The high-intensity warfare in Ukraine represents the largest military conflict in terms of forces involved, casualties, and duration since the 1980-1988 Iran-Iraq war. But it is only the scale of the fighting that warrants comparison. Politically, the current events are unique in recent history.
The Iran-Iraq war was a clash of two regional powers, caused by differences between them. The military operations launched by the US-led coalitions against Iraq in 1991 and 2003 were about the world leader attacking an enfeebled regional power. What’s more, Iraq was totally isolated for ten years by 2003 and unable to buy or maintain sophisticated weapon systems. The Falkland war in 1982 and the Georgian-South Ossetian conflict in 2008 involved highly unequal adversaries, which made these engagements so brief.

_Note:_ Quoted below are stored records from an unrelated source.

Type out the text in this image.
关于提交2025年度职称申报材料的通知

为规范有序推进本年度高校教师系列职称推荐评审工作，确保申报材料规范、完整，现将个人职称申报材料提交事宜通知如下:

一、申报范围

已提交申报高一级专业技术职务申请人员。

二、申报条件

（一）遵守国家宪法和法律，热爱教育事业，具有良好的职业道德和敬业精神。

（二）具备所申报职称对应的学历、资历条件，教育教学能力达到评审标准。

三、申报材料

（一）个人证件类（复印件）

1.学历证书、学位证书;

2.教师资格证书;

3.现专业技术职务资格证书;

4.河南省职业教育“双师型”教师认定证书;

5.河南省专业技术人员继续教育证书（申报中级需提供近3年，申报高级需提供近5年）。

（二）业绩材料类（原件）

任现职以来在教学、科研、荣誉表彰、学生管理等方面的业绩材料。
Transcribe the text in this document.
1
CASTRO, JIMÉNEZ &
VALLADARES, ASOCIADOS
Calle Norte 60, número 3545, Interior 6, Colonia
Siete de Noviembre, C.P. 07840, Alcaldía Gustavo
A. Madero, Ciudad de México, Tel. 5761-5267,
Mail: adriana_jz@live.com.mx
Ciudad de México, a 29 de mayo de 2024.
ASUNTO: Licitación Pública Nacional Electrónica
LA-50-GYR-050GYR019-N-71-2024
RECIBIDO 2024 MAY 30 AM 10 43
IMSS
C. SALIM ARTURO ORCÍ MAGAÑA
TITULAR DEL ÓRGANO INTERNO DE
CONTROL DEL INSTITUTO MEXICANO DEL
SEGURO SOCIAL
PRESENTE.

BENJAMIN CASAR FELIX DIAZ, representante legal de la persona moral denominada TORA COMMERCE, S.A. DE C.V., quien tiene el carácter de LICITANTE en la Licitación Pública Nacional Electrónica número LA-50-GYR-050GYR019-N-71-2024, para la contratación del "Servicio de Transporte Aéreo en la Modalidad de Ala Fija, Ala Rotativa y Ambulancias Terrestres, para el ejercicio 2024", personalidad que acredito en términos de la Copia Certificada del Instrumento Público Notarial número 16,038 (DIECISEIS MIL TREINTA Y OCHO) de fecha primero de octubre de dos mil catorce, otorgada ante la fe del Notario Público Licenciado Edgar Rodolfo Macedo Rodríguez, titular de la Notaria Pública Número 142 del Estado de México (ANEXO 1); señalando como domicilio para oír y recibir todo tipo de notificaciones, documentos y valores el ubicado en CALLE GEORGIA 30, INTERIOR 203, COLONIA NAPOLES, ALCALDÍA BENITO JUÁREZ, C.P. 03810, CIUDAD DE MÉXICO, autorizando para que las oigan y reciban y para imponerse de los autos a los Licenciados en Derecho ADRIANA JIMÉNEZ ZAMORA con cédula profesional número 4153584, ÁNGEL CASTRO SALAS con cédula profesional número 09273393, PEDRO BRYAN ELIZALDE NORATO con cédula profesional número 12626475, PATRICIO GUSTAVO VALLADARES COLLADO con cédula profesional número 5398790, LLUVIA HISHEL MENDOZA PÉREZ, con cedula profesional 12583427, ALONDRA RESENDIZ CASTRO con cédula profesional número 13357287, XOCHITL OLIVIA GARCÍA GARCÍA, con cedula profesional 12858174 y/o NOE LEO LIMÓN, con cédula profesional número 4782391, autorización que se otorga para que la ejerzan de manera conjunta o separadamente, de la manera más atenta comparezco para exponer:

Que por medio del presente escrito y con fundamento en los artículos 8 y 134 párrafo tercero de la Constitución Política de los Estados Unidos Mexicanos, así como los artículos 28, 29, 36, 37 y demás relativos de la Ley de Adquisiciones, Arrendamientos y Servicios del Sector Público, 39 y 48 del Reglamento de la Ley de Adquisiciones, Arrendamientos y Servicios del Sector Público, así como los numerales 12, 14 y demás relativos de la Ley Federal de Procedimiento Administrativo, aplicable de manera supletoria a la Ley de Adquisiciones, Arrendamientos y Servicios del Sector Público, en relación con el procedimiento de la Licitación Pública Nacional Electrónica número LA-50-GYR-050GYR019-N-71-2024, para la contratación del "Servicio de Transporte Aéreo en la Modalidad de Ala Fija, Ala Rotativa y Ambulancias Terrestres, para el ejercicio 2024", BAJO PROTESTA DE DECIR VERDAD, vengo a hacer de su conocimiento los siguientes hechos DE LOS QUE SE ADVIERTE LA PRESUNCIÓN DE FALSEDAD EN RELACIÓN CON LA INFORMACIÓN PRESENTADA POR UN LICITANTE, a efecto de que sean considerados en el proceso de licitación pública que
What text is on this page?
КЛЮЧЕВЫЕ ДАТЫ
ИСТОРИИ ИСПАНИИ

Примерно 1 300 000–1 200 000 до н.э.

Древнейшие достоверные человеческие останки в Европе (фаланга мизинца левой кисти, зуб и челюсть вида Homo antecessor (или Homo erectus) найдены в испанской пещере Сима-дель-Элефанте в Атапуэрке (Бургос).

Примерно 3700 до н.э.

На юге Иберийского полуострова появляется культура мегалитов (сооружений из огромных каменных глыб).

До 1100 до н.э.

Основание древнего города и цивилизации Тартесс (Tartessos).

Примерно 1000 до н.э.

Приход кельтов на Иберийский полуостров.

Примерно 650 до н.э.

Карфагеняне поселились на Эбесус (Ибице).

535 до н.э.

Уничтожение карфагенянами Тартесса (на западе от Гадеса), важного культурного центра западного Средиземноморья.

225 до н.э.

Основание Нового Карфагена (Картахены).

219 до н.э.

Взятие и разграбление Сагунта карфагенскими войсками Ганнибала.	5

The conflict in Ukraine is the result of differences between two great powers, the United States and Russia.
Therefore, the nearest historical precedent for the Ukraine conflict is the Korean War that ended almost seventy years ago. It was vastly different in terms of tactics and military equipment but rather close to the current developments in its political aspects. In both cases, a great nuclear power had to commit its forces in a protracted military campaign against a non-nuclear regional state that gets military support and military equipment from a hostile nuclear power.
In both cases, the conflict is about the future of the world order, not the fate of the country hosting the theatre of operations.